A associação quase inevitável entre produção de ideias e seu contexto histórico leva-nos à ideia equivocada de que as artes devem ser necessariamente engajadas. Em primeiro lugar, se assumirmos que a história sugere elementos cíclicos, nem tudo que propomos é realmente novo. Em segundo lugar, as artes pressupõem elementos comunicativos que não se limitam à cultura ocidental e a contextos socioeconômicos. Como consequência, a subjetividade artística não deve ser confundida com relativismo, dada a própria natureza comunicativa das artes.

Com a transformação científica e tecnológica do último século, é natural que o meio artístico passasse por mudanças. No início do século XX, as artes experimentaram cinco correntes vanguardistas: expressionismo (1912), cubismo (1907-14), futurismo (1909), dadaísmo (1916) e surrealismo (1924). Ainda que as estéticas artísticas não sejam contemporâneas em todos os segmentos — como a música e a pintura —, é possível estabelecer um fio condutor de acordo com o espírito de cada época (zeitgeist). Na música serialista da década de 1920, por exemplo, muitos acreditaram que Schoenberg havia descoberto um sistema que garantiria a supremacia da música alemã por mais alguns séculos. Com a instrumentalização para fins políticos, essa objetividade artística acabou sendo tristemente apropriada pelos discursos de Goebbels a partir da década subsequente.

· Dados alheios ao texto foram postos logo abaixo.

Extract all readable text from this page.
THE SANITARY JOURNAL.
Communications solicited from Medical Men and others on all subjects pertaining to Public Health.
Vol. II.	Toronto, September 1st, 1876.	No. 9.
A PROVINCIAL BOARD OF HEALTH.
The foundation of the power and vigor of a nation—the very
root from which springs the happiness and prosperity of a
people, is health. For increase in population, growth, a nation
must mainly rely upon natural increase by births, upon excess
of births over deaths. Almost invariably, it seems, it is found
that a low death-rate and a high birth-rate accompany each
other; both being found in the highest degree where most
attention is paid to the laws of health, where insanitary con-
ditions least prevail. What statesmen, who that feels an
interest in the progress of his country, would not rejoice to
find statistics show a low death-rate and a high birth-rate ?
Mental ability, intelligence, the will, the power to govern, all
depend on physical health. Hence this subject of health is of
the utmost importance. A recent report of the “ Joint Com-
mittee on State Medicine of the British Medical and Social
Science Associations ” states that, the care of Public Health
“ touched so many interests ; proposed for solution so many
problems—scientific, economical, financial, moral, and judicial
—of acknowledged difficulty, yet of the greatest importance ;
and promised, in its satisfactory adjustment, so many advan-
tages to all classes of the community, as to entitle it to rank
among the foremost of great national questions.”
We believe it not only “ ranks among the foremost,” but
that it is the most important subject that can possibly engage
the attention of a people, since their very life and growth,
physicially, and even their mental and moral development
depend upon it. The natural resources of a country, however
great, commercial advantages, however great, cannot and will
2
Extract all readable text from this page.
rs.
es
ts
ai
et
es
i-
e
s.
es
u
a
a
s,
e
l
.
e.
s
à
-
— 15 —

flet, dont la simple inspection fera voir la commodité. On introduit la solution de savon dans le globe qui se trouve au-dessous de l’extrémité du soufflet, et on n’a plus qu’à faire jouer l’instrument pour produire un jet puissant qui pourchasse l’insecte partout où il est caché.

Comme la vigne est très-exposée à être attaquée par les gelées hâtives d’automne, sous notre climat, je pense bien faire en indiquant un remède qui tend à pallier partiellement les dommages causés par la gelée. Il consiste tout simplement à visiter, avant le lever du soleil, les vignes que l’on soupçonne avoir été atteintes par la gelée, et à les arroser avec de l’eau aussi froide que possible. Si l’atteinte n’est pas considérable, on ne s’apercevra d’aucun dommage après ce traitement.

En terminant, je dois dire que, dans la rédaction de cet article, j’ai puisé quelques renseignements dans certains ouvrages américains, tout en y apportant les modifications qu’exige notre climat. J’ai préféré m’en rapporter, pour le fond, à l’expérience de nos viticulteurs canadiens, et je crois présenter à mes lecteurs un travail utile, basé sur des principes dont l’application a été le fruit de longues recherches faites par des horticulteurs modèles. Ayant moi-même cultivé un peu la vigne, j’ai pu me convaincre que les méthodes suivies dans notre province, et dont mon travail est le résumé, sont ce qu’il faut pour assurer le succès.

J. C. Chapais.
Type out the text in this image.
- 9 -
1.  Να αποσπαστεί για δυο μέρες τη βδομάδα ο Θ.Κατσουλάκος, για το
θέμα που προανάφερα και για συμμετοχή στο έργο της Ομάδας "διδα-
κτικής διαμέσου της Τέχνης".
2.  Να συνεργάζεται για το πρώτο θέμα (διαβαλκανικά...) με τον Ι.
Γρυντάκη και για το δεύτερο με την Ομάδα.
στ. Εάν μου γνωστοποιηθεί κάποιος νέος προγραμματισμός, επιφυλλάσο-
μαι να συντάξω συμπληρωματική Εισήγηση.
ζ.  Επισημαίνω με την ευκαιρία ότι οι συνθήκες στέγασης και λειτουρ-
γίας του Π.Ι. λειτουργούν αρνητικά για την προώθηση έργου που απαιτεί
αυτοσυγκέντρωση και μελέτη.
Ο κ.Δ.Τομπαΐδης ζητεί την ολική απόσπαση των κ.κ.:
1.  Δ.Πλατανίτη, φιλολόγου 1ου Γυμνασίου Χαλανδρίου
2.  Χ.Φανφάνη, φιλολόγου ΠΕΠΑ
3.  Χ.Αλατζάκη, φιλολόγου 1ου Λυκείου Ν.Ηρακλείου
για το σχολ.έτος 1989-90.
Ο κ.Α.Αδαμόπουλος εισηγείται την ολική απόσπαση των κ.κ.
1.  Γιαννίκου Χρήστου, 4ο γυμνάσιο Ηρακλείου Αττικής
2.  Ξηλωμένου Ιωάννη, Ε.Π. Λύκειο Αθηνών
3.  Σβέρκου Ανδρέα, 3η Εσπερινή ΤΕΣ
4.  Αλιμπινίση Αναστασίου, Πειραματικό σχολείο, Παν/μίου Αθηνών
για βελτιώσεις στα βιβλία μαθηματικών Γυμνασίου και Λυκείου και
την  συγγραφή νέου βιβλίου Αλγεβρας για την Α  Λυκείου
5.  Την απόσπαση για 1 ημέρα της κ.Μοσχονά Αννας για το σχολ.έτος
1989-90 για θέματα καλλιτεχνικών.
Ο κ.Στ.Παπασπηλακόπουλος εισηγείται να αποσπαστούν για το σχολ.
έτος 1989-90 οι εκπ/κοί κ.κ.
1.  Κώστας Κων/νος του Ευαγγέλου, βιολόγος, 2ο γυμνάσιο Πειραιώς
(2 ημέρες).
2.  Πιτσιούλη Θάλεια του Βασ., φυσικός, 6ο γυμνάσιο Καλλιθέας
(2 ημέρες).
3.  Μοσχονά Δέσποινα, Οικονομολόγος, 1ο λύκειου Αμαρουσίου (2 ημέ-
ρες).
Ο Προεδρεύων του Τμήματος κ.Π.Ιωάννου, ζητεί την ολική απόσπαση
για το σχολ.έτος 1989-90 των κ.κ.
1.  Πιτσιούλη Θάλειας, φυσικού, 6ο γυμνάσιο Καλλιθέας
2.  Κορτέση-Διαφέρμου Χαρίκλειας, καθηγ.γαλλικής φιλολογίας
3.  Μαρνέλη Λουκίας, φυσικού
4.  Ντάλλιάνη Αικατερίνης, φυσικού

De outro modo, ao propor a desconstrução da estética normativa e do conceito de obra de arte, Marcel Duchamp plantou — ainda que de forma inconsciente — a semente do relativismo para moldar a subjetividade. Considerado um dos principais representantes do dadaísmo, Duchamp argumentava que o próprio artista é quem decide atribuir a um objeto o status de arte. É razoável imaginar que essa ideia não ficasse restrita às artes, pois sua visão sedutora foi facilmente expandida à própria linguagem.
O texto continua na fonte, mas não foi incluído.